Aggiunge un’informazione che sembra accessoria e mi dice di tenerla bene a mente, perché potrà essere utile. Mi parla della legge Malfatti (di cui non trovo alcun riferimento in rete). Mi spiega che il magazzino di un editore perde valore ogni anno fino ad azzerarsi in cinque anni, con le normali regole di ammortamento, perché altrimenti si dovrebbero pagare sui vecchi prodotti le stesse tasse previste per i nuovi. Un editore che conserva tutto il suo catalogo, riempie i suoi costosissimi magazzini di oggetti che hanno un grande valore culturale e, forse emotivo, ma che non valgono nulla ai fini del calcolo dell’imponibile (e del valore dell’azienda). Così si spiega il fatto che i libri vanno al macero o, nel caso migliore, nella rete dei remainders. Perché quei libri invenduti non possono essere considerati come beni di riserva che accrescono il valore dell’azienda. Anzi…

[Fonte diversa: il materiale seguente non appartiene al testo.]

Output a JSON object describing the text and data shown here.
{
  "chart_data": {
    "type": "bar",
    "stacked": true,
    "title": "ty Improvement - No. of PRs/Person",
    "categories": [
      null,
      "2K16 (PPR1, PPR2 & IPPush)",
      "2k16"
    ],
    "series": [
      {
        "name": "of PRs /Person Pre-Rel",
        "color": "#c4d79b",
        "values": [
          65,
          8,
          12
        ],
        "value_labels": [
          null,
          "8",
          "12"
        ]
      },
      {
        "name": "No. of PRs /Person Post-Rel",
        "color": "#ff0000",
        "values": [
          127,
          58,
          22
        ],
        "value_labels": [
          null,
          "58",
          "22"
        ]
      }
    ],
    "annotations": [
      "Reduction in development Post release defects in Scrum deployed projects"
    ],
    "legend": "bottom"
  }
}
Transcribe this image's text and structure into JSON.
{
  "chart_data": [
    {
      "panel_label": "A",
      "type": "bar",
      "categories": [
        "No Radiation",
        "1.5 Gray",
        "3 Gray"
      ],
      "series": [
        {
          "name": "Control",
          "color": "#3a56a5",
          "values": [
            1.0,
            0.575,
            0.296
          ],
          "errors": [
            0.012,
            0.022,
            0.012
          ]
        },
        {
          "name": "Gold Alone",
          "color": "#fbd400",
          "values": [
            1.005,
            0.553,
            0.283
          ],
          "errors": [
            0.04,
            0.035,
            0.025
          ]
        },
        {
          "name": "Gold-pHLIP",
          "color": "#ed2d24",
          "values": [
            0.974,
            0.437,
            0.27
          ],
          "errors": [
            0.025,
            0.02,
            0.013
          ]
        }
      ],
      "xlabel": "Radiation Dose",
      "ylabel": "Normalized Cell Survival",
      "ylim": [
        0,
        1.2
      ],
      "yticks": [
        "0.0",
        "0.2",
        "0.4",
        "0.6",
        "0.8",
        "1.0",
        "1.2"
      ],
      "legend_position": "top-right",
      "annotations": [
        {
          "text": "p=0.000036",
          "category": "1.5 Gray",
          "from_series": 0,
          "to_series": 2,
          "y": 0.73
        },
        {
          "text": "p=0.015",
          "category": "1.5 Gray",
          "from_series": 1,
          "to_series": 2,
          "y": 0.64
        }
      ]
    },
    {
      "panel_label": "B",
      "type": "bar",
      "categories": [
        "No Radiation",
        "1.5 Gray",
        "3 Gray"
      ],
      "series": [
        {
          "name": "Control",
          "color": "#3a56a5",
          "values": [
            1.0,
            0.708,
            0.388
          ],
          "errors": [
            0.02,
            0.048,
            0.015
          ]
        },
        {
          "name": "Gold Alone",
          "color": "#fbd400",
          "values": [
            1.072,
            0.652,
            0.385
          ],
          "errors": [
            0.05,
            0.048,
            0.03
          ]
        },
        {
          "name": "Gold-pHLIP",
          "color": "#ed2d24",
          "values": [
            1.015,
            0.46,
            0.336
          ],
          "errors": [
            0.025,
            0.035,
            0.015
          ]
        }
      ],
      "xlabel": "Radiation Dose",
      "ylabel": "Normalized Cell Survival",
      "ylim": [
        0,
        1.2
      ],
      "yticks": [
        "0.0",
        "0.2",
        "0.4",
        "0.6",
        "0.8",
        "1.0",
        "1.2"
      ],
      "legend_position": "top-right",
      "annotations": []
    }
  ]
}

A questo punto mi guarda e dice: «Immagini se un giorno, non troppo lontano, quel grande sito di commercio elettronico, che in questo momento ordina il 60% dei nostri libri, ci imponesse unilateralmente uno sconto per noi insostenibile. E, di fronte al nostro pallido tentativo di rifiuto, ci presentasse davanti alla porta i nostri libri invenduti chiedendoci il denaro che ci ha anticipato. Avremmo solo due possibilità. Rifiutare, conteggiare il valore del nostro debito e riprenderci dei libri che non valgono più niente e hanno un enorme costo di magazzino. Accettare e perdere punti di redditività fino a dover cambiare modello di produzione. A quel punto, potremmo diventare, come si dice oggi, un content provider per un grande sito di e-commerce che, nel frattempo ha imparato a costruire il prodotto finito on demand. La fine della distribuzione, dei grandi editori e delle librerie tradizionali. Stiamo infilando il futuro dell’editoria nelle fauci del lupo. È spaventoso.»

Mi dice che si è fatto tardi, mi saluta quasi bruscamente, si alza e se ne va. Mi lascia da solo, all’incrocio. Non ci siamo neanche presentati.